4 市長は、基本計画を策定するに当たっては、あらかじめ高梁市附属機関条例(平成17年高梁市条例第2号)に規定する高梁市環境政策審議会の意見を聴かなければならない。

5 市長は、基本計画を定めたときは、遅滞なく、これを公表しなければならない。

6 前3項の規定は、基本計画の変更について準用する。

第3章 環境の保全及び創造に関する基本的施策

(施策の策定及び実施における環境配慮)

第12条 市は、環境に影響を及ぼすと認められる施策を策定し、及び実施するに当たっては、基本計画との整合性を確保するとともに、良好な環境の保全及び創造について十分配慮しなければならない。

(活動促進の措置)

第13条 市は、市民等が行う環境への負荷の低減その他の良好な環境の保全及び創造に関する活動を促進するため、必要な措置を講ずるように努めるものとする。

(環境の保全及び創造に関する教育等の推進)

第14条 市は、市民等が自ら良好な環境の保全及び創造についての理解と関心を深めることにより、良好な環境の保全及び創造に関する活動が促進されるようにするため、環境に関する教育及び学習の推進並びに広報活動の充実その他の必要な措置を講ずるものとする。

(情報の提供)

第15条 市は、市民等の自発的な活動の促進に資するため、環境の状況その他の良好な環境の保全及び創造に関する必要な情報を収集し、市民等に適切に提供するように努めるものとする。

(市民環境月間)

第16条 市民等に広く良好な環境の保全及び創造についての関心と理解を深めるとともに、積極的に良好な環境の保全及び創造に関する活動を行う意欲を高めるため、高梁市民環境月間を設ける。

2 高梁市民環境月間は、毎年10月とする。

3 市は、高梁市民環境月間の趣旨にふさわしい事業の実施に努めるものとする。

(調査及び監視等の体制の整備)

第17条 市は、環境の状況の把握、環境の変化の予測その他良好な環境の保全及び創造に関する施策を策定し、及び適正に実施するために必要な事項の調査に努めるものとする。
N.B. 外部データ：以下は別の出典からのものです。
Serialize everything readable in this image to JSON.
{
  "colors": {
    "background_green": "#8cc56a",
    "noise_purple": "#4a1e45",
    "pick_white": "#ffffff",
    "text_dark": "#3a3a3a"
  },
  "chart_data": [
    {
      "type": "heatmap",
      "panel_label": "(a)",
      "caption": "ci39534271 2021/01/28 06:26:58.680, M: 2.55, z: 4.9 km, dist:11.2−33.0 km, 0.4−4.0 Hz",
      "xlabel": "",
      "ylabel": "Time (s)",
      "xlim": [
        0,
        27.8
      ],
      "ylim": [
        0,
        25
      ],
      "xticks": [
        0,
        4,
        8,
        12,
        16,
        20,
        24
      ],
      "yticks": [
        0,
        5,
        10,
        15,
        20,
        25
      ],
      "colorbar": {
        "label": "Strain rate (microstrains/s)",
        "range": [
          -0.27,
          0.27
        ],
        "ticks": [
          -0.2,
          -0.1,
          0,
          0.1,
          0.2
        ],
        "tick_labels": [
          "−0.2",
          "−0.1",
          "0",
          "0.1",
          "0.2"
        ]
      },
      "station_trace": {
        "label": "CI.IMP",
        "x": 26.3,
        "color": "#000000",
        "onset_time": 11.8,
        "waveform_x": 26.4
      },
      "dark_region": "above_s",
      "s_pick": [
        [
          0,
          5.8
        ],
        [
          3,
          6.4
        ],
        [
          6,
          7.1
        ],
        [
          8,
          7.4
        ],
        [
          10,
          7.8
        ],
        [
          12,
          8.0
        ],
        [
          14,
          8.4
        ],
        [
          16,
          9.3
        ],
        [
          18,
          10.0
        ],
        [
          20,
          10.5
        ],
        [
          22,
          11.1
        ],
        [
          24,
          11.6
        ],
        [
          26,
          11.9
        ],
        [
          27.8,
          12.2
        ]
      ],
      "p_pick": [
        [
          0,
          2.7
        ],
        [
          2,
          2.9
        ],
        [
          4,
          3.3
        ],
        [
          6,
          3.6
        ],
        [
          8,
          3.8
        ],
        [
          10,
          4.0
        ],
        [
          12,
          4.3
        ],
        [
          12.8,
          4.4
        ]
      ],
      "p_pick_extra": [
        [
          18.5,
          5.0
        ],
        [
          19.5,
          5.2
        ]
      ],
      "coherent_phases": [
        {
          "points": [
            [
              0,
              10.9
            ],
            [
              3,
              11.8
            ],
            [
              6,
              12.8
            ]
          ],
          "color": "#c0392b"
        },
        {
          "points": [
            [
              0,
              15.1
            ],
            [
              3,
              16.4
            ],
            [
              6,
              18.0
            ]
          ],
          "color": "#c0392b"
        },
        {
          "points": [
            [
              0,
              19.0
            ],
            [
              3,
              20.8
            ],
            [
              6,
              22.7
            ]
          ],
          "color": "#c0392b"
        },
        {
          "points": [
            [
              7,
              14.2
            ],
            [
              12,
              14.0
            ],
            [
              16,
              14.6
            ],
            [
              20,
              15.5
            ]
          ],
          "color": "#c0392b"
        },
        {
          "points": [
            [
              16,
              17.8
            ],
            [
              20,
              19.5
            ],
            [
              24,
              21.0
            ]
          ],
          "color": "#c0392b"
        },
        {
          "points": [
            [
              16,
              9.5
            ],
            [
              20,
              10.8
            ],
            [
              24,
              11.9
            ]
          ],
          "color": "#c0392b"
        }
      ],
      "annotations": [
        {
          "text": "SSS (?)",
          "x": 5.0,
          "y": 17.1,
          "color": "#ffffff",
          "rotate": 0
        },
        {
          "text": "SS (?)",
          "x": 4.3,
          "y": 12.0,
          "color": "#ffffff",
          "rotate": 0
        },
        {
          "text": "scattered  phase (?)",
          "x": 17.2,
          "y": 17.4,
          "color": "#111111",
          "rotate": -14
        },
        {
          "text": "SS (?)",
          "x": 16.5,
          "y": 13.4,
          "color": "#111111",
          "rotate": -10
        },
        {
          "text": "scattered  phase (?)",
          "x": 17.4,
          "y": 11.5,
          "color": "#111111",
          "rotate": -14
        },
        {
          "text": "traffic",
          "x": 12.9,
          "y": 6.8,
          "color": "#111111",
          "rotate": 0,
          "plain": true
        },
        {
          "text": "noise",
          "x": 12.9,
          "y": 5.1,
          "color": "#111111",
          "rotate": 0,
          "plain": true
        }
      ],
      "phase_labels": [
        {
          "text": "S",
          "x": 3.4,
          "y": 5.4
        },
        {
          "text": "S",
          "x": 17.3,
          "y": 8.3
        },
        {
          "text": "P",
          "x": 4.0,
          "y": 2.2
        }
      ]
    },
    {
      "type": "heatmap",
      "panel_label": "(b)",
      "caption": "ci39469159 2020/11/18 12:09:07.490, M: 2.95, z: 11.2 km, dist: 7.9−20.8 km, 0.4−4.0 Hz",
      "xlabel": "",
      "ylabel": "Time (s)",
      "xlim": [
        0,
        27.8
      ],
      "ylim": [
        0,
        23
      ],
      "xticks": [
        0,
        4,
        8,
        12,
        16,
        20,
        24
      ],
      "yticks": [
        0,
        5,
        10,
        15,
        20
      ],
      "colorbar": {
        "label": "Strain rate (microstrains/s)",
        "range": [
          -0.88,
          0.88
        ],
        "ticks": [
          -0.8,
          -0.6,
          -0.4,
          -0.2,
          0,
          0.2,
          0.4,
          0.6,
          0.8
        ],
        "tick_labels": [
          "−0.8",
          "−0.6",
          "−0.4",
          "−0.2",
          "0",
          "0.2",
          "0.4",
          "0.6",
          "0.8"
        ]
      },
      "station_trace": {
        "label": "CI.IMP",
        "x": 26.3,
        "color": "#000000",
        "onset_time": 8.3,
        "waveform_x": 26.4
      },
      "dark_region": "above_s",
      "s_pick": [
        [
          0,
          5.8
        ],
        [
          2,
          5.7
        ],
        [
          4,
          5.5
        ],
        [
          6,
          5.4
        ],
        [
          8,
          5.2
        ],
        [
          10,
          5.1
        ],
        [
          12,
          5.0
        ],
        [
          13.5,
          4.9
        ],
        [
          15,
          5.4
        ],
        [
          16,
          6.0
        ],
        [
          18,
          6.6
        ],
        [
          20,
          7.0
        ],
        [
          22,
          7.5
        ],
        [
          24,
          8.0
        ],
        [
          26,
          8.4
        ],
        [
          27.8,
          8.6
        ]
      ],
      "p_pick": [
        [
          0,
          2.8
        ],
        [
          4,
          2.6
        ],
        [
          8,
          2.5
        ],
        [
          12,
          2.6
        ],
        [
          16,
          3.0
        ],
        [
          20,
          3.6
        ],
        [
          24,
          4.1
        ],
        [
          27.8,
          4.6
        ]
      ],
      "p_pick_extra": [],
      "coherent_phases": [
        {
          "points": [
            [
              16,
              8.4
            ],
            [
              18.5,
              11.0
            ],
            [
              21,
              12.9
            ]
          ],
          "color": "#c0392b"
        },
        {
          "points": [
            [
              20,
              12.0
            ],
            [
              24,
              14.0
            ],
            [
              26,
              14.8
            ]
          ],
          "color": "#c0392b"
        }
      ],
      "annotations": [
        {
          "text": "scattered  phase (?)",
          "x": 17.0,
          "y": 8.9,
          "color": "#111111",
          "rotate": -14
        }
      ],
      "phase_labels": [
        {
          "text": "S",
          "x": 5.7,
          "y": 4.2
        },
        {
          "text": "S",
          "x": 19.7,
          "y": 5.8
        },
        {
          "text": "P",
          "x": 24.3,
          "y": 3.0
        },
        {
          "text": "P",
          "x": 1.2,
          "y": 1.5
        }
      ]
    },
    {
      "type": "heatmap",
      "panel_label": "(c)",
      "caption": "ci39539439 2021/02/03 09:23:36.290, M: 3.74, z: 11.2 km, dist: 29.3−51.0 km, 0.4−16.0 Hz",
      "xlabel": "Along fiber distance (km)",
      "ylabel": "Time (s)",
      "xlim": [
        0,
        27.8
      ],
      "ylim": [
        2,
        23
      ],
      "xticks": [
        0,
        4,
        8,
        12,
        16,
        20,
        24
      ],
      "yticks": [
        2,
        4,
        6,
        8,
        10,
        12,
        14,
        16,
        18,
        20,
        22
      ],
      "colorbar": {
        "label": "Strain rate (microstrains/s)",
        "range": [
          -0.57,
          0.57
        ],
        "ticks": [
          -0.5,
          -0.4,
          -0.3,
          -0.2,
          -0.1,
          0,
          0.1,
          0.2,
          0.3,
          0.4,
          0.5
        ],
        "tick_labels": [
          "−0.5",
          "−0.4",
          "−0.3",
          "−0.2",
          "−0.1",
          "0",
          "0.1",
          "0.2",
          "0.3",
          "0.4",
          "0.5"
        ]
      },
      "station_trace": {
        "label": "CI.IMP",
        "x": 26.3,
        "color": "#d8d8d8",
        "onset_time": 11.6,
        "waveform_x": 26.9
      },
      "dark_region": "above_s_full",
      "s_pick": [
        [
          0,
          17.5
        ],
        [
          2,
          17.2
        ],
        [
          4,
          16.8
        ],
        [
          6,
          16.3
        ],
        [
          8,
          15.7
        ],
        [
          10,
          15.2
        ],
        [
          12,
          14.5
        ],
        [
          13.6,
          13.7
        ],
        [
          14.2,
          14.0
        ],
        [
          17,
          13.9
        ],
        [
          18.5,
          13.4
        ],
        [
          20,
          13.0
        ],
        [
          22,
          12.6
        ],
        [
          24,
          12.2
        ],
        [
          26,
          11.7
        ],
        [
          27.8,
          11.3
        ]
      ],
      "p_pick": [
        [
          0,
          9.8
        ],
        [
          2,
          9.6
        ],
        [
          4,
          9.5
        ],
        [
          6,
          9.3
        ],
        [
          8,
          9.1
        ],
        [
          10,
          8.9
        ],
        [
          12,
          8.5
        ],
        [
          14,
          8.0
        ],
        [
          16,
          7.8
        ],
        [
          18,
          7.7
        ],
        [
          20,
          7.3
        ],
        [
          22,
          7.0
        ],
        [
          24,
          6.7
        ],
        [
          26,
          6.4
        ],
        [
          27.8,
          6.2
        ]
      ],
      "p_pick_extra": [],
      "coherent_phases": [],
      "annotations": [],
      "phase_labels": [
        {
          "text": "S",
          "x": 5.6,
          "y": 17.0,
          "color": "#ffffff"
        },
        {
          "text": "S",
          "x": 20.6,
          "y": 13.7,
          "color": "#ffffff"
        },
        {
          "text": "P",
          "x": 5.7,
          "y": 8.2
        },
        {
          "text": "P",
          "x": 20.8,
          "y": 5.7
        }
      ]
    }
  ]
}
2 市は、環境の状況を把握し、良好な環境の保全及び創造に関する施策を適正に実施するために必要な監視、測定及び検査を行う体制の整備に努めるものとする。

(地球環境の保全に関する施策の推進)

第18条 市は、すべての事業活動並びに日常生活及び環境保全活動において、地球環境の保全が積極的に推進されるように、施策の推進に努めるものとする。

第4章 施策の推進体制等

(推進体制の整備)

第19条 市は、市民等と市が協働し、良好な環境の保全及び創造に関する施策を積極的に推進するために必要な体制を整備するものとする。

(国及び他の地方公共団体との協力)

第20条 市は、良好な環境の保全及び創造を図るため広域的な取組を必要とする施策については、国及び他の地方公共団体と協力して、その推進に努めるものとする。

第5章 雑則

(委任)

第21条 この条例の施行に関し必要な事項は、市長が別に定める。

この条例は、平成24年4月1日から施行する。